LA COUR (cinquième chambre),

statuant sur les questions à elle soumises par le Supremo Tribunal Administrativo, par ordonnance du 28 octobre 1998, dit pour droit:

1)    La location d'emplacements destinés au stationnement des véhicules est une activité qui, lorsqu'elle est exercée par un organisme de droit public, est accomplie par celui-ci en tant qu'autorité publique, au sens de l'article 4, paragraphe 5, premier alinéa, de la sixième directive 77/388/CEE du Conseil, du 17 mai 1977, en matière d'harmonisation des législations des États membres relatives aux taxes sur le chiffre d'affaires - Système commun de taxe sur la valeur ajoutée: assiette uniforme, si cette activité est accomplie dans le cadre d'un régime juridique propre aux organismes de droit public. Tel est le cas lorsque l'exercice de cette activité comporte l'usage de prérogatives de puissance publique.

2)    L'article 4, paragraphe 5, troisième alinéa, de la sixième directive 77/388 doit être interprété en ce sens que les organismes de droit public ne sont pas nécessairement considérés comme des assujettis pour les activités non négligeables qu'ils accomplissent. Ce n'est que dans le cas où ces organismes exercent une activité ou effectuent une opération énumérées à l'annexe D de la sixième directive 77/388 que le critère du caractère négligeable de cette activité ou de cette opération peut être pris en compte dans le but, si le droit national fait usage de la faculté prévue à l'article 4, paragraphe 5, troisième alinéa, de la sixième directive 77/388, de les exclure de l'assujettissement à la taxe sur la valeur ajoutée lorsqu'elles sont négligeables.

3)    Le ministre des Finances d'un État membre peut être autorisé par une loi nationale à préciser ce que recouvrent, d'une part, la notion de distorsions de concurrence d'une certaine importance, au sens de l'article 4, paragraphe 5, deuxième alinéa, de la sixième directive 77/388, et, d'autre part, celle d'activités exercées de manière négligeable, au sens de l'article 4, paragraphe 5, troisième alinéa, de la même directive, à condition que ses décisions d'application puissent être soumises au contrôle des juridictions nationales.

4)    L'article 4, paragraphe 5, quatrième alinéa, de la sixième directive 77/388 doit être interprété en ce sens que l'absence d'exonération de la location d'emplacements destinés au stationnement des véhicules, qui découle de l'article 13, B, sous b), de cette directive, n'empêche pas les organismes de droit public qui accomplissent cette activité de bénéficier du non-assujettissement à la taxe sur la valeur ajoutée pour celle-ci, lorsque sont remplies les conditions prévues par les premier et deuxième alinéas de cette disposition.

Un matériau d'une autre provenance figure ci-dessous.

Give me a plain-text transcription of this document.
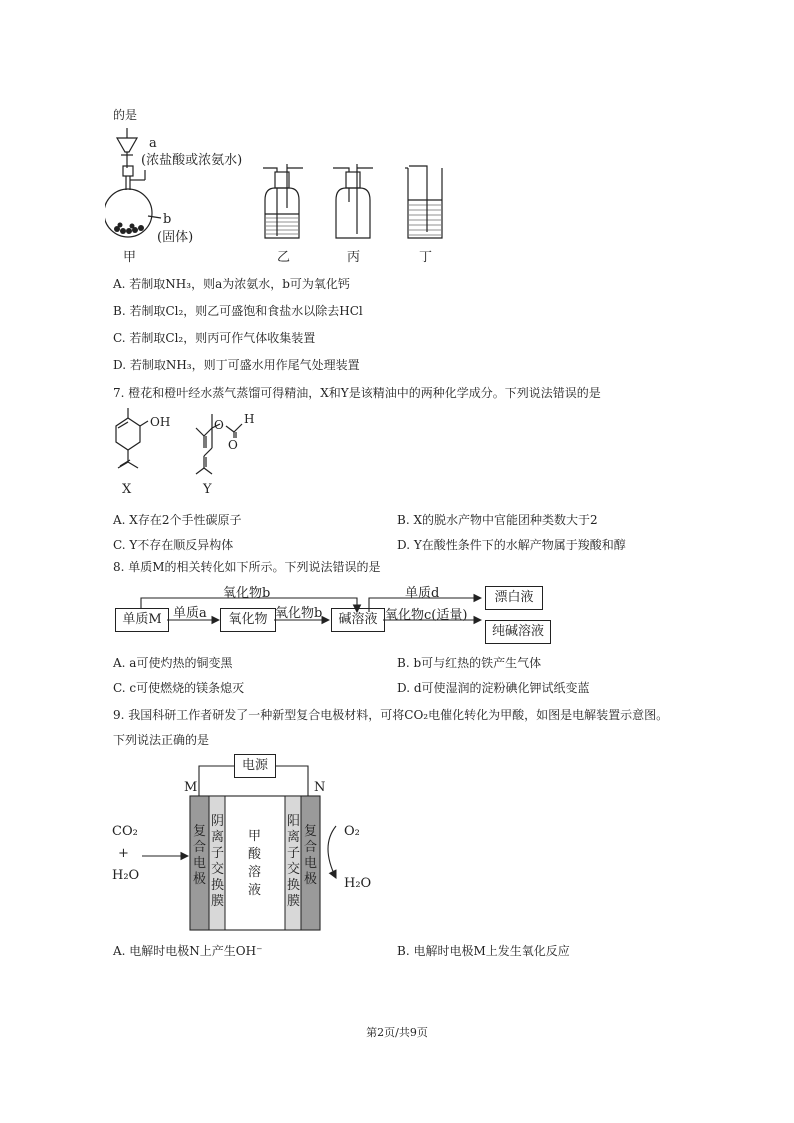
的是
a
(浓盐酸或浓氨水)
b
(固体)
甲	乙	丙	丁
A. 若制取NH₃，则a为浓氨水，b可为氧化钙
B. 若制取Cl₂，则乙可盛饱和食盐水以除去HCl
C. 若制取Cl₂，则丙可作气体收集装置
D. 若制取NH₃，则丁可盛水用作尾气处理装置
7. 橙花和橙叶经水蒸气蒸馏可得精油，X和Y是该精油中的两种化学成分。下列说法错误的是
OH	O H
O
X	Y
A. X存在2个手性碳原子	B. X的脱水产物中官能团种类数大于2
C. Y不存在顺反异构体	D. Y在酸性条件下的水解产物属于羧酸和醇
8. 单质M的相关转化如下所示。下列说法错误的是
单质M	氧化物	碱溶液
漂白液
纯碱溶液
单质a
氧化物b
氧化物b
单质d
氧化物c(适量)
A. a可使灼热的铜变黑	B. b可与红热的铁产生气体
C. c可使燃烧的镁条熄灭	D. d可使湿润的淀粉碘化钾试纸变蓝
9. 我国科研工作者研发了一种新型复合电极材料，可将CO₂电催化转化为甲酸，如图是电解装置示意图。
下列说法正确的是
电源
M	N
CO₂
+
H₂O
O₂
H₂O
复合电极
阴离子交换膜
甲酸溶液
阳离子交换膜
复合电极
A. 电解时电极N上产生OH⁻	B. 电解时电极M上发生氧化反应
第2页/共9页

5)    Le juge national a la faculté et, le cas échéant, l'obligation d'adresser à la Cour, même d'office, une question d'interprétation de la sixième directive 77/388 , s'il considère qu'une décision de la Cour est nécessaire sur ce point pour rendre son jugement et, q uand il a renvoyé cette question, il est lié par la décision de la Cour lorsqu'il prononce sa décision finale dans le litige au principal.

    La Pergola            Edward              Jann

Ainsi prononcé en audience publique à Luxembourg, le 14 décembre 2000.

Le greffier

Le président de la cinquième chambre

R. Grass

A. La Pergola


1: Langue de procédure: le portugais.